Note that (a) the daytime session is about 60% more volatile, and (b) all of the SPY’s long-term gains since 1993 have come overnight and most of its long-term losses during the day.
That’s not the case this year, with all the market’s gains coming in the daytime session and both sessions being about equally volatile. Same chart, YTD…

[growth of $1, linearly-scaled]
Significance? Not sure.
In my past tests, I’ve never found a strong use for the daytime versus overnight relationship, other than polite dinner conversation.
I was digging back into the subject, and thought an updated chart was in order. As always, more to follow.
Happy Trading,
ms
. . . . .
To stay up to date with what’s happening at the MarketSci Blog, we recommend subscribing to our RSS Feed or Email Feed.
Filed under: Stock Market Mechanics | 6 Comments



I think a lot of this has to do with European markets. What about doing a study of going long SPY after European close?
I think thats a very valid point because that was the driving force for what happened during the overnight session. I would be interested in seeing that chart as well!
Thanks,
This is really interesting.. I wonder if it’s a function of the vol of SPY ETF vs. SPX. If you look at the data for SPX it is incredibly stable over time (i.e. no strategy to make excess returns).
Also, I couldn’t replicate the first chart that you showed. I only get to around 5x by 5/8/12. Are you counting dividends, etc.?
Hello Jimmy – yes, the data is dividend-adjusted.

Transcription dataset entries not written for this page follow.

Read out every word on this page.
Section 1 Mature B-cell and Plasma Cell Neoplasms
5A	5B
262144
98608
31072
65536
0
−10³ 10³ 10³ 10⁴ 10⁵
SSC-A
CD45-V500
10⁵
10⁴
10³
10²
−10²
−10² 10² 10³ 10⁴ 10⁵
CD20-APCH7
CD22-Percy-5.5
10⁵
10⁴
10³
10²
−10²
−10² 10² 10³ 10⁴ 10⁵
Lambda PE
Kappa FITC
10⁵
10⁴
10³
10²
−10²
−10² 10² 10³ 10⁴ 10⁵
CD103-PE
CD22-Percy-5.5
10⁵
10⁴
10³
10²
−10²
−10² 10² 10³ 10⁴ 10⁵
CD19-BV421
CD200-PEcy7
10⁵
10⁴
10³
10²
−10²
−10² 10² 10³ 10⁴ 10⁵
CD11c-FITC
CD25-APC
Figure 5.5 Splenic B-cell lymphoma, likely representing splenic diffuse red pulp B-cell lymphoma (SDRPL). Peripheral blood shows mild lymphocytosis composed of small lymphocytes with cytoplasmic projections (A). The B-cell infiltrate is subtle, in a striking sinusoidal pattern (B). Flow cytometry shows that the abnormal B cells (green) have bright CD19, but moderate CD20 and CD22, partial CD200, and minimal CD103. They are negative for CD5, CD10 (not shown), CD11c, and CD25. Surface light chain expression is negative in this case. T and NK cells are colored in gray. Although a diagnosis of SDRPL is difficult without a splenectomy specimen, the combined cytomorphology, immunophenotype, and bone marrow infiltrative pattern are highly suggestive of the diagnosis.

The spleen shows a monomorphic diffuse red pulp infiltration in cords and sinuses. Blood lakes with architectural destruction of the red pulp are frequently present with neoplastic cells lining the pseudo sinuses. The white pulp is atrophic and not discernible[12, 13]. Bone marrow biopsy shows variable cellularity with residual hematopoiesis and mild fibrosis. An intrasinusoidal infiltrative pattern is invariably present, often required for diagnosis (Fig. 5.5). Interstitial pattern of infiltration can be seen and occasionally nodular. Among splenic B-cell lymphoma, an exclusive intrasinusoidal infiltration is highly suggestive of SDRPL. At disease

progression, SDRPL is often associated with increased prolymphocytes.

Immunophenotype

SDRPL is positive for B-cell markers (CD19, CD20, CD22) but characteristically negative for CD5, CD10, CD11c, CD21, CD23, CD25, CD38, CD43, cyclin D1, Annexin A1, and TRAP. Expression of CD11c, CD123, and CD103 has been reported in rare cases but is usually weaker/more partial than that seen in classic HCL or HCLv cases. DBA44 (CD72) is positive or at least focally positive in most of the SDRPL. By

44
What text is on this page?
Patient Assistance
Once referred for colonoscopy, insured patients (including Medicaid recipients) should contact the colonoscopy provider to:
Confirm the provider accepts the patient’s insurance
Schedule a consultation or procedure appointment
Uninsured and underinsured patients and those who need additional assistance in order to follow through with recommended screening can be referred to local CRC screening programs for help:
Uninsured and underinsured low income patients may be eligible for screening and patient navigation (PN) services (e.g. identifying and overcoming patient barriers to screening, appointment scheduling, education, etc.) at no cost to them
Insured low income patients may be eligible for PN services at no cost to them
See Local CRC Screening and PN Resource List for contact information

I’ve run alternatives to make sure this isn’t just a weird data anomaly related to the timing of dividends (i.e. removing dividends all together or manually shifting dividends to the daytime session), but the observation still holds.
michael
Got it, thank you. I ran the numbers ex. div for QQQ too and the effects are much stronger (though it seems that the outperformance is less strong after the tech bubble (same as your analysis) — perhaps a liquidity issue as volume in SPY and QQQ has increased over time?). I’m wondering why you think the strategy itself isn’t worth more than just dinner conversation?